Indiferente pela distância, os dois locais tinham as mesmas características sociais, ou seja, composto por mulheres de baixa-renda; o serviço era essencial para as despesas familiares; quase todas já tinham filhos e possuíam raízes nordestinas - grande parte com origem baiana.

Ana Rodrigues Araújo mora em Pirapora há 60 anos. Natural da cidade de Morro do Pará (BA), ela foi lavadeira sanfranciscana por 40 anos. Ana explica que era difícil uma mulher de outra região, com pouco ou nenhum estudo conseguir um emprego que possibilitasse colaborar de maneira significativa com as despesas da família.

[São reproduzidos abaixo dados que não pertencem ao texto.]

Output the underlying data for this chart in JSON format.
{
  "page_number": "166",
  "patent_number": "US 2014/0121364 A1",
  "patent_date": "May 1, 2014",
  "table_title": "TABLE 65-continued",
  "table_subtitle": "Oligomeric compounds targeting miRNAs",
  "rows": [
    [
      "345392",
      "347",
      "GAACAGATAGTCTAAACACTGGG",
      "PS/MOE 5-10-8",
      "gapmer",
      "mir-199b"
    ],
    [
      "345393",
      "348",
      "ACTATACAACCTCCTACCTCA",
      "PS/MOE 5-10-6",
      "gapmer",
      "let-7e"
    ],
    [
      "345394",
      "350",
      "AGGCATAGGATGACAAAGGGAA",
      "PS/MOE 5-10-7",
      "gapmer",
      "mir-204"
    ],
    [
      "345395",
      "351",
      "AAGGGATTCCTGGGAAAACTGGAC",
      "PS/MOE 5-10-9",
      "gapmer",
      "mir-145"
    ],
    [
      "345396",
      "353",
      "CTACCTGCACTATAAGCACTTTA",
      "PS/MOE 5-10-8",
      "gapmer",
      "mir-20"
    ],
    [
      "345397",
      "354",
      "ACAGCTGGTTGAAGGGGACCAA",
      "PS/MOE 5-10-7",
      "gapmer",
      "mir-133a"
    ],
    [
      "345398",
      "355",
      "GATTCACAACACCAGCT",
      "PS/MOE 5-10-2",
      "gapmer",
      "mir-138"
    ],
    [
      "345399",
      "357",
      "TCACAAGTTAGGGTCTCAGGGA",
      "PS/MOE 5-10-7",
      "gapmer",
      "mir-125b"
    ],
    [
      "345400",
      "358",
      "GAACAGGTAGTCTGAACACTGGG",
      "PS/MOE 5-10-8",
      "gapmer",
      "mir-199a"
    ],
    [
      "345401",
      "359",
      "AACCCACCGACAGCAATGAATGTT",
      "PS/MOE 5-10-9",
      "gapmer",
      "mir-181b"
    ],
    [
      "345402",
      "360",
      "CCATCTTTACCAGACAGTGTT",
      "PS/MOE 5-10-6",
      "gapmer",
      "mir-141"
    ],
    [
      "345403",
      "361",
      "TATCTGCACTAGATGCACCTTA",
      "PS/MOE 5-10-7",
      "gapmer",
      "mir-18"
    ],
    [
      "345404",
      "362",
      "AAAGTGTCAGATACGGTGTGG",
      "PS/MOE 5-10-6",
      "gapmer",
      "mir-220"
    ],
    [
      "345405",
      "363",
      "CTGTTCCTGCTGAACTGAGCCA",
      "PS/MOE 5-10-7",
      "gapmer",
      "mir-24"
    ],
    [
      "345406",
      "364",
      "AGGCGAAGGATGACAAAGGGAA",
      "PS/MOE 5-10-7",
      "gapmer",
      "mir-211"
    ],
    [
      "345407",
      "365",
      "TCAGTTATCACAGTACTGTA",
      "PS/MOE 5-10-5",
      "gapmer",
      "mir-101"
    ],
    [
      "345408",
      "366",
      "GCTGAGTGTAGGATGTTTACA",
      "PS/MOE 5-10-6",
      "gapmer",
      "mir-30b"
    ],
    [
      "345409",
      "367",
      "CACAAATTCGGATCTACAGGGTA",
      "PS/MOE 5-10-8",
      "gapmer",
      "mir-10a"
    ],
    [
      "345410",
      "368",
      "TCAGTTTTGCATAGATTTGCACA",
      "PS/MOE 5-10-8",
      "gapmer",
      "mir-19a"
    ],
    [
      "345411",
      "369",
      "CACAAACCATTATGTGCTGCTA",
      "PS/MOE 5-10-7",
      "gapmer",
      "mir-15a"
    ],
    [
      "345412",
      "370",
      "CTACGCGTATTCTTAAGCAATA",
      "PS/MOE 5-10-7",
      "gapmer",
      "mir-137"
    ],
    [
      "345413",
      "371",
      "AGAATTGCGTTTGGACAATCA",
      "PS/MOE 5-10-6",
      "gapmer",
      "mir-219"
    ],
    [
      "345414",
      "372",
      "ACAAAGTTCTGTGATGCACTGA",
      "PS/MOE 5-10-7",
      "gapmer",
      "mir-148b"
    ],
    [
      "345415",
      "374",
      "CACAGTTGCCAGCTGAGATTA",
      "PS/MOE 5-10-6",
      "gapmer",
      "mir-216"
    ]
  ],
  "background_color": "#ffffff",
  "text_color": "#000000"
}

Segundo ela, o campo de trabalho como doméstica estava saturado. Trabalhar no rio era a única solução.

"O serviço era de matar. A gente carregava trouxas de roupas grandes e pesadas. Para lavar tudo direitinho, esfregávamos uma vez a peça, batíamos na pedra, colocávamos para quarar, esfregávamos de novo e depois a roupa ia para o sol secar", conta Ana. O esforço resultou em mãos calejadas e problemas na coluna. "Mesmo assim, consegui criar todos os meus cinco filhos com honestidade, graças ao meu trabalho", argumenta. Ela acredita que a limpeza da roupa resultava-se do modo cuidadoso que se lavava.